"It's a ship! Those are her skys'ls or royals we can see! She's bound this way!"

Emily's hands faltered. The wheel rolled through them. The Daphne clawed up in the wind until she was nearly aback forward.

"Hard up! Hard up!" cried Paul in alarm.

Blindly Emily recovered herself and put the helm up. The Daphne fell off before the wind and her skipper turned again to the strange sail.

"No," he said. "She's outward bound—going the other way. We could never overtake her." He took the wheel again. "Better look at her, partner. It's a full-rigged ship. Not many of 'em left. Pretty soon the sea will know them no more. They'll be gone—like—like the dreams of yesterday."

In a few minutes the outward-bounder dipped out of sight, but even before she went a mist had shut her from Emily's vision. "Dreams of yesterday," her thoughts kept repeating.

Although the Daphne had been lying along in a beaten track of vessels for more than two weeks, this was the first sail to be sighted from her decks—the first vessel to come within her ken since the four-master with the painted ports had "arrived out."

"Don't feel badly, Emily," Paul said as the gold woman faced him. "Any hour may bring us up with a homeward-bounder."

"I do not feel badly," she answered, and her pride helped her mask her feelings. "But if we are going to be home by next Sunday we are going to have one more 'picnic.'"

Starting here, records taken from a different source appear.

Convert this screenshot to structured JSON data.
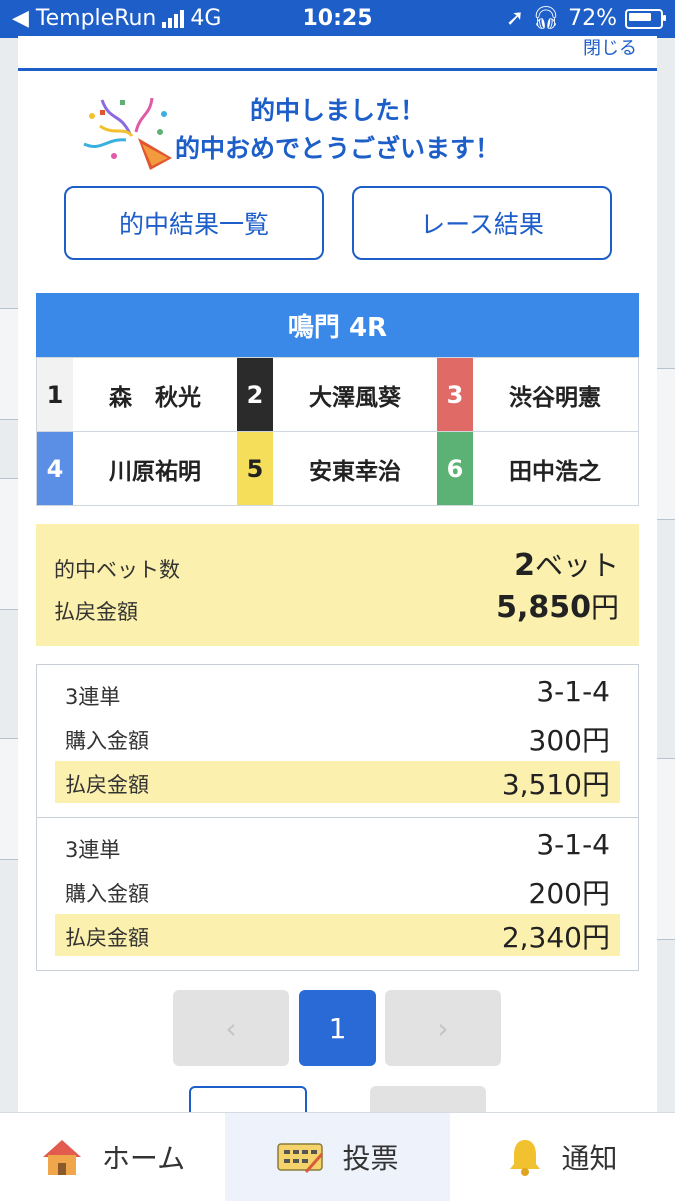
{
  "status_bar": {
    "carrier": "◀ TempleRun",
    "network": "4G",
    "time": "10:25",
    "battery": "72%"
  },
  "modal": {
    "close_label": "閉じる",
    "message_line1": "的中しました！",
    "message_line2": "的中おめでとうございます！",
    "buttons": {
      "hit_results": "的中結果一覧",
      "race_results": "レース結果"
    },
    "race_title": "鳴門 4R",
    "racers": [
      {
        "num": "1",
        "name": "森　秋光",
        "bg": "#f2f2f2",
        "fg": "#222222"
      },
      {
        "num": "2",
        "name": "大澤風葵",
        "bg": "#2b2b2b",
        "fg": "#ffffff"
      },
      {
        "num": "3",
        "name": "渋谷明憲",
        "bg": "#e06b66",
        "fg": "#ffffff"
      },
      {
        "num": "4",
        "name": "川原祐明",
        "bg": "#5b8fe6",
        "fg": "#ffffff"
      },
      {
        "num": "5",
        "name": "安東幸治",
        "bg": "#f4de5a",
        "fg": "#222222"
      },
      {
        "num": "6",
        "name": "田中浩之",
        "bg": "#5bb274",
        "fg": "#ffffff"
      }
    ],
    "summary": {
      "hit_count_label": "的中ベット数",
      "hit_count_value": "2",
      "hit_count_unit": "ベット",
      "payout_label": "払戻金額",
      "payout_value": "5,850",
      "payout_unit": "円"
    },
    "bets": [
      {
        "type": "3連単",
        "combo": "3-1-4",
        "purchase_label": "購入金額",
        "purchase": "300円",
        "payout_label": "払戻金額",
        "payout": "3,510円"
      },
      {
        "type": "3連単",
        "combo": "3-1-4",
        "purchase_label": "購入金額",
        "purchase": "200円",
        "payout_label": "払戻金額",
        "payout": "2,340円"
      }
    ],
    "pager": {
      "prev": "‹",
      "current": "1",
      "next": "›"
    }
  },
  "bottom_nav": {
    "home": "ホーム",
    "vote": "投票",
    "notify": "通知"
  },
  "colors": {
    "primary": "#1d5ec9",
    "race_header": "#3a88e8",
    "highlight": "#fbf0ad"
  }
}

With that she went forward to the galley. The preceding Sunday she had prepared a luncheon for both of them and they had eaten it at the wheel together. They had prepared for it a day ahead, talking childish make-believes of what they would wear and of the good things they would have to eat. Paul had stolen the time to shave. Emily had found a bit of pink ribbon and put it in her hair. This had been their change of apparel. Such a meal as the cheap, sea-sour provisions of the Daphne afforded had been the "picnic" luncheon of their fiction.